Contact: John Lindsay-Poland, email@example.com, +1 510 282 8983
Vickie Baranetsky, Center for Investigative Reporting, firstname.lastname@example.org
October 2, 2023
In actions that could lead to disclosure of unprecedented data on gun trafficking from the United States to Mexico and Central America, four organizations filed briefs against the Bureau of Alcohol, Tobacco, Firearms and Explosives (ATF) for its refusal to disclose aggregate government data on U.S.-sourced weapons trafficked south of the border.
Journalist and researcher John Lindsay-Poland in March 2021 submitted a request under the Freedom of Information Act (FOIA) for copies of ATF’s aggregate data on the number of firearms traced from Mexico and Central America since 2014, by type, caliber and make of firearm and by zip codes where they were purchased.

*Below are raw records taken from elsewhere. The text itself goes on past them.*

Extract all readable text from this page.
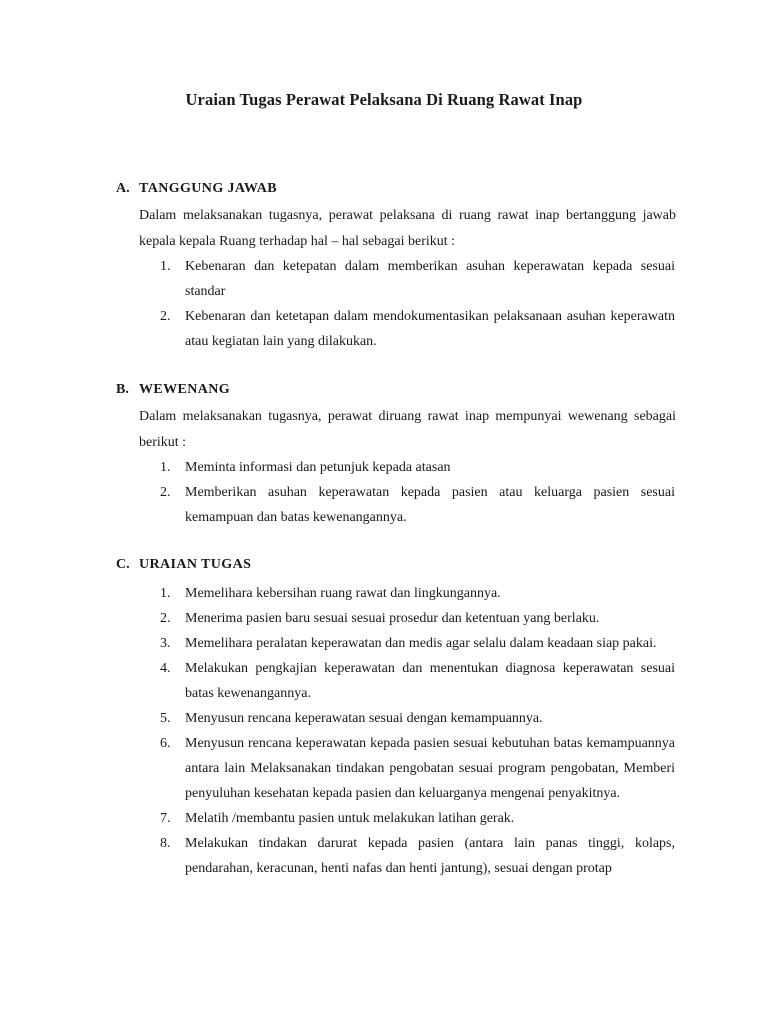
Uraian Tugas Perawat Pelaksana Di Ruang Rawat Inap
A. TANGGUNG JAWAB
Dalam melaksanakan tugasnya, perawat pelaksana di ruang rawat inap bertanggung jawab kepala kepala Ruang terhadap hal – hal sebagai berikut :
1.	Kebenaran dan ketepatan dalam memberikan asuhan keperawatan kepada sesuai standar
2.	Kebenaran dan ketetapan dalam mendokumentasikan pelaksanaan asuhan keperawatn atau kegiatan lain yang dilakukan.
B. WEWENANG
Dalam melaksanakan tugasnya, perawat diruang rawat inap mempunyai wewenang sebagai berikut :
1.	Meminta informasi dan petunjuk kepada atasan
2.	Memberikan asuhan keperawatan kepada pasien atau keluarga pasien sesuai kemampuan dan batas kewenangannya.
C. URAIAN TUGAS
1.	Memelihara kebersihan ruang rawat dan lingkungannya.
2.	Menerima pasien baru sesuai sesuai prosedur dan ketentuan yang berlaku.
3.	Memelihara peralatan keperawatan dan medis agar selalu dalam keadaan siap pakai.
4.	Melakukan pengkajian keperawatan dan menentukan diagnosa keperawatan sesuai batas kewenangannya.
5.	Menyusun rencana keperawatan sesuai dengan kemampuannya.
6.	Menyusun rencana keperawatan kepada pasien sesuai kebutuhan batas kemampuannya antara lain Melaksanakan tindakan pengobatan sesuai program pengobatan, Memberi penyuluhan kesehatan kepada pasien dan keluarganya mengenai penyakitnya.
7.	Melatih /membantu pasien untuk melakukan latihan gerak.
8.	Melakukan tindakan darurat kepada pasien (antara lain panas tinggi, kolaps, pendarahan, keracunan, henti nafas dan henti jantung), sesuai dengan protap
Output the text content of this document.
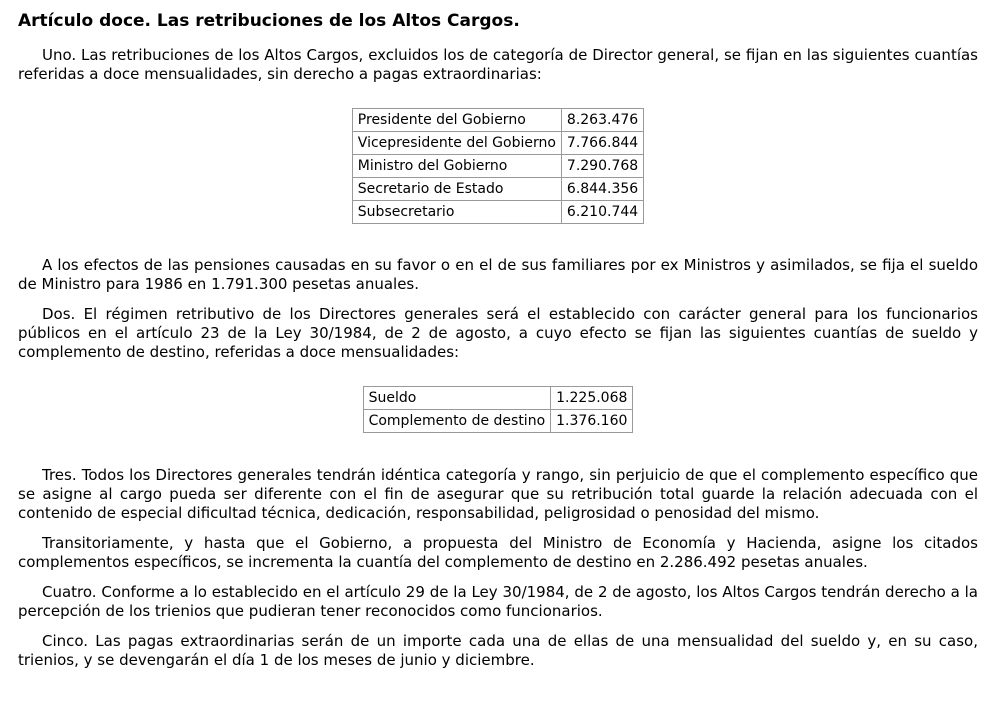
Artículo doce. Las retribuciones de los Altos Cargos.

Uno. Las retribuciones de los Altos Cargos, excluidos los de categoría de Director general, se fijan en las siguientes cuantías referidas a doce mensualidades, sin derecho a pagas extraordinarias:

Presidente del Gobierno	8.263.476
Vicepresidente del Gobierno	7.766.844
Ministro del Gobierno	7.290.768
Secretario de Estado	6.844.356
Subsecretario	6.210.744

A los efectos de las pensiones causadas en su favor o en el de sus familiares por ex Ministros y asimilados, se fija el sueldo de Ministro para 1986 en 1.791.300 pesetas anuales.

Dos. El régimen retributivo de los Directores generales será el establecido con carácter general para los funcionarios públicos en el artículo 23 de la Ley 30/1984, de 2 de agosto, a cuyo efecto se fijan las siguientes cuantías de sueldo y complemento de destino, referidas a doce mensualidades:

Sueldo	1.225.068
Complemento de destino	1.376.160

Tres. Todos los Directores generales tendrán idéntica categoría y rango, sin perjuicio de que el complemento específico que se asigne al cargo pueda ser diferente con el fin de asegurar que su retribución total guarde la relación adecuada con el contenido de especial dificultad técnica, dedicación, responsabilidad, peligrosidad o penosidad del mismo.

Transitoriamente, y hasta que el Gobierno, a propuesta del Ministro de Economía y Hacienda, asigne los citados complementos específicos, se incrementa la cuantía del complemento de destino en 2.286.492 pesetas anuales.

Cuatro. Conforme a lo establecido en el artículo 29 de la Ley 30/1984, de 2 de agosto, los Altos Cargos tendrán derecho a la percepción de los trienios que pudieran tener reconocidos como funcionarios.

Cinco. Las pagas extraordinarias serán de un importe cada una de ellas de una mensualidad del sueldo y, en su caso, trienios, y se devengarán el día 1 de los meses de junio y diciembre.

ATF denied the data solely based on the Tiahrt Amendment of 2012, federal legislation that limits the government’s publication of information on individual firearms purchases but makes no reference to FOIA. Congress specifically exempted “statistical aggregate data regarding firearms traffickers and trafficking channels” from the Tiahrt limitations. Lindsay-Poland filed an administrative appeal, which ATF denied in October 2022.
Giffords Law Center to Prevent Gun Violence and the law firm Cleary Gottlieb Steen & Hamilton represent Lindsay-Poland in the legal complaint. Global Action on Gun Violence (GAGV) and the Center for Investigative Reporting (CIR), with pro bono support from the law firm Jassy Vick Carolan (JVC), filed amicus friend of the court briefs in support of Lindsay-Poland’s request.
CIR, the country’s oldest nonprofit newsroom, litigated a similar FOIA case against the ATF in the Ninth Circuit Court of Appeals for nearly the same type of data that Lindsay-Poland requested and won in 2021. “This lawsuit should never have been filed because the ATF should have released the requested data under binding Ninth Circuit precedent,” CIR stated in its brief with JVC. Yet “by independently choosing to apply the Second Circuit’s decision over the Ninth Circuit decision, ATF masquerades as the Supreme Court,” they said.
Between 2016 and 2020, ATF traced more than 85,000 U.S.-sourced firearms recovered from crime scenes in Mexico, Guatemala, El Salvador, and Honduras. U.S.-sourced firearms in all four countries have contributed to spiraling violence, including homicides and forced disappearances, and the flight of hundreds of thousands of migrants from communities plagued by gun violence.
“The fentanyl pandemic in the U.S. is largely fueled by Mexico’s largest two criminal organizations, whose criminal operations are facilitated by U.S.-sourced guns,” attorneys for Global Action on Gun Violence (GAGV) noted in their brief in support of the data disclosure. “Comprehensive trace data plays a critical role both in identifying the root causes and sources of the illicit gun trafficking trade and in evaluating gun policies and educating the public,” the GAGV attorneys said. They also argued that, in its legal defense for the FOIA denial, ATF had introduced a new and unfounded basis of “privacy” for denying the request.
Lindsay-Poland coordinates the Stop US Arms to Mexico project of the San Francisco organization Global Exchange, and has co-authored several reports on the gun trade to Mexico.
“The Government critically concedes … that [the] Center for Investigative Reporting [ruling] binds this Court, and that the 2012 Tiahrt Rider does not bar ATF from releasing statistical aggregate trace data to members of the media,” Cleary Gottlieb and Giffords argued. “The public records sought in this lawsuit are of immense public concern,” said Elizabeth Vicens of Cleary Gottlieb. “Cleary Gottlieb is proud to partner with the Giffords Center to help shed light on the severity of the problem illegal guns pose to the people of Mexico and Central America.”